L’accusé, décrit par la défense comme un « homme ordinaire », vit en France depuis des années et est cantonnier à Rouen (nord-ouest).
L’accusation a jugé la « parole de l’accusé peu crédible ».
Alors qu’il était chauffeur d’une guest-house à Kibuye (ouest du Rwanda) en 1994, Claude Muhayimana est accusé d’avoir transporté entre avril et juillet des gendarmes et des miliciens sur des lieux de massacres, notamment dans les régions de Kibuye et Bisesero, où au moins 50 000 personnes ont été massacrées.
À l’issue de près de quatre semaines de longues auditions d’une cinquantaine de témoins, l’accusation a demandé aux jurés de la cour d’assises de « ne pas permettre » à Claude Muyahimana « d’échapper à ses responsabilités » dans les crimes dont il est accusé « et de le condamner à une peine de 15 ans de réclusion criminelle ».
L’accusé ne « pouvait ignorer » les destinations et objectif funeste des transports avec la camionnette qu’il est accusé d’avoir conduite chargée notamment de miliciens « Interahamwe » (bras armés du génocide) entonnant le chant « Exterminons les », a relevé l’accusation. « Il ne s’est jamais désolidarisé des actes auxquels il contribuait ».
Il a apporté « une plus-value très concrète car il faut de l’expérience pour transporter des tueurs sur des routes accidentées dans les confins de cette région », a estimé le ministère public.
La défense, qui a plaidé la contrainte, a décrit l’accusé comme un « simple citoyen », tombé dans « le chaos du génocide ».
« Au service des génocidaires »
« Ce qui met définitivement à néant l’argument de la contrainte c’est la durée et la fréquence au service du génocide; c’est un homme qui répond présent », a répliqué le ministère public.
« Nous vous demandons de le déclarer coupable » de s’être rendu complice de génocide et complice de crimes contre l’humanité pour les massacres des collines de Kibuye, Gitwa, Bisesero et de l’école de Nyamishaba, a déclaré le ministère public, qui a demandé aux jurés de l’acquitter partiellement pour les massacres des collines de Kizenga.
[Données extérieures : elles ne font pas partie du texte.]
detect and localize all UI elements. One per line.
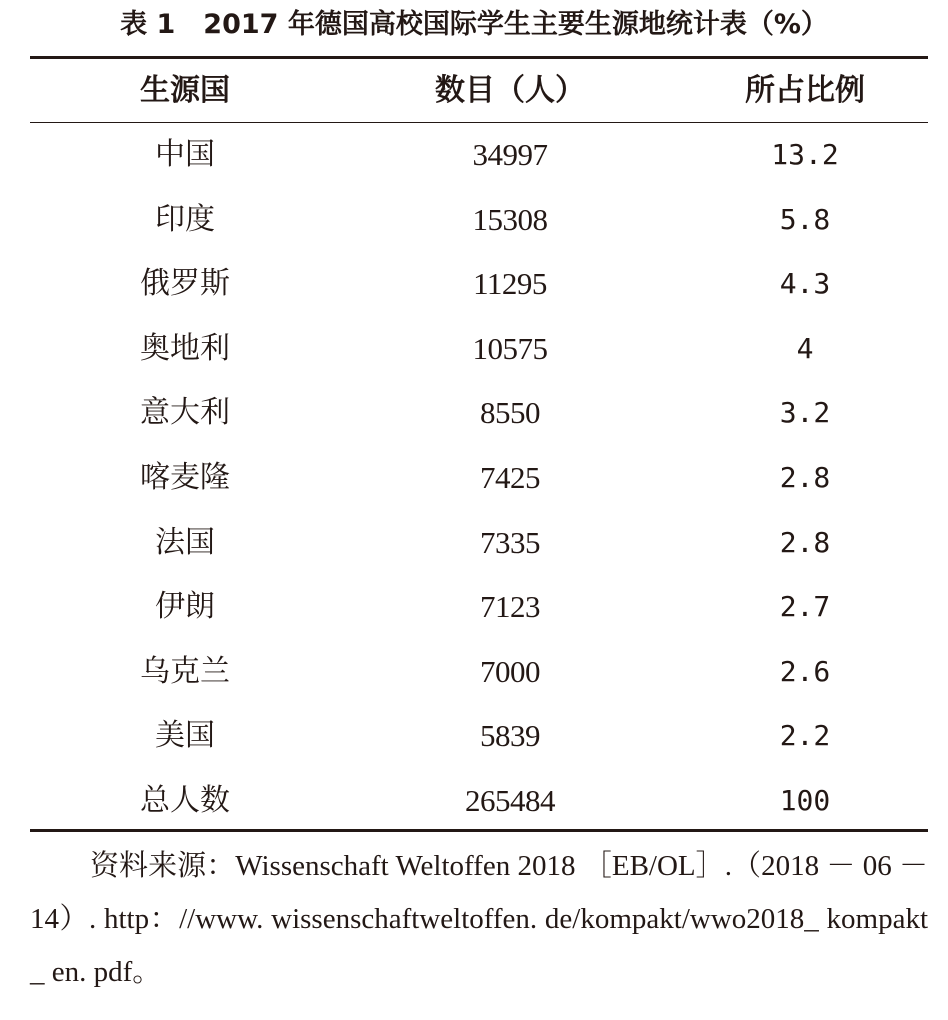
table-row xyxy=(30,252,928,317)
cell-ratio: 2.7 xyxy=(779,590,831,624)
table-row xyxy=(30,188,928,253)
cell-country: 中国 xyxy=(155,137,215,172)
cell-count: 5839 xyxy=(480,718,540,754)
table-total-row xyxy=(30,769,928,834)
cell-count: 8550 xyxy=(480,395,540,431)
cell-ratio: 5.8 xyxy=(779,202,831,236)
cell-country: 印度 xyxy=(155,201,215,237)
table-bottom-rule xyxy=(30,829,928,832)
cell-country: 法国 xyxy=(155,524,215,560)
cell-ratio: 13.2 xyxy=(771,138,839,171)
cell-country: 乌克兰 xyxy=(140,653,230,689)
cell-country: 意大利 xyxy=(140,395,230,431)
table-header-row xyxy=(30,59,928,122)
cell-country: 奥地利 xyxy=(140,330,230,366)
header-country: 生源国 xyxy=(140,73,230,108)
cell-ratio: 2.2 xyxy=(779,719,831,753)
cell-count: 7335 xyxy=(480,524,540,560)
cell-count: 15308 xyxy=(472,201,548,237)
cell-country: 美国 xyxy=(155,718,215,754)
cell-count: 7000 xyxy=(480,653,540,689)
cell-ratio: 2.8 xyxy=(779,525,831,559)
cell-count: 34997 xyxy=(472,137,548,172)
cell-count: 7123 xyxy=(480,589,540,625)
cell-country: 喀麦隆 xyxy=(140,459,230,495)
table-row xyxy=(30,381,928,446)
cell-ratio: 100 xyxy=(779,783,831,817)
table-row xyxy=(30,640,928,705)
cell-country: 伊朗 xyxy=(155,589,215,625)
cell-count: 7425 xyxy=(480,459,540,495)
cell-ratio: 2.6 xyxy=(779,654,831,688)
cell-ratio: 3.2 xyxy=(779,396,831,430)
table-row xyxy=(30,317,928,382)
table-row xyxy=(30,511,928,576)
header-ratio: 所占比例 xyxy=(745,73,865,108)
cell-ratio: 4 xyxy=(796,331,814,365)
table-row xyxy=(30,123,928,188)
cell-count: 10575 xyxy=(472,330,548,366)
table-body xyxy=(30,123,928,829)
table-row xyxy=(30,704,928,769)
cell-count: 265484 xyxy=(465,782,555,818)
table-number: 表 1 xyxy=(120,9,176,40)
cell-country: 俄罗斯 xyxy=(140,266,230,302)
cell-count: 11295 xyxy=(473,266,547,302)
table-caption xyxy=(0,2,948,48)
table-title: 2017 年德国高校国际学生主要生源地统计表（%） xyxy=(203,9,828,40)
cell-ratio: 2.8 xyxy=(779,460,831,494)
header-count: 数目（人） xyxy=(435,73,585,108)
table-row xyxy=(30,575,928,640)
source-note: 资料来源：Wissenschaft Weltoffen 2018 ［EB/OL］.（2018 － 06 － 14）. http：//www. wissenschaftweltoffen. de/kompakt/wwo2018_ kompakt_ en. pdf。 xyxy=(30,850,928,988)
cell-country: 总人数 xyxy=(140,782,230,818)
cell-ratio: 4.3 xyxy=(779,267,831,301)
table-row xyxy=(30,446,928,511)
Claude Muhayimana est un « homme opportuniste qui s’adapte à des circonstances chaotiques, il s’est adapté au génocide en se mettant au service des génocidaires », a asséné l’accusation.
Il s’agit du troisième procès en France lié au génocide des Tutsi mais c’est la première fois qu’un citoyen « ordinaire » est jugé. Les deux autres avaient concerné un ex-capitaine de l’armée et deux bourgmestres rwandais.
« Les témoignages donnés devant cette cour d’assises sont une preuve indélébile de ce qui s’est passé à Kibuye, cela ne pourra pas être oublié », avait déclaré mardi à la cour Dafroza Gauthier – qui a perdu une centaine de membres de sa famille dans le génocide – co-fondatrice du Collectif des parties civiles pour le Rwanda (CPCR), association qui lutte contre l’impunité des présumés génocidaires réfugiés en France.
« Ces innocents qui n’avaient connu d’autres crimes que d’être tutsi, dont les corps n’ont jamais été retrouvés, la justice les sort de cette tombe sans nom », a-t-elle soufflé.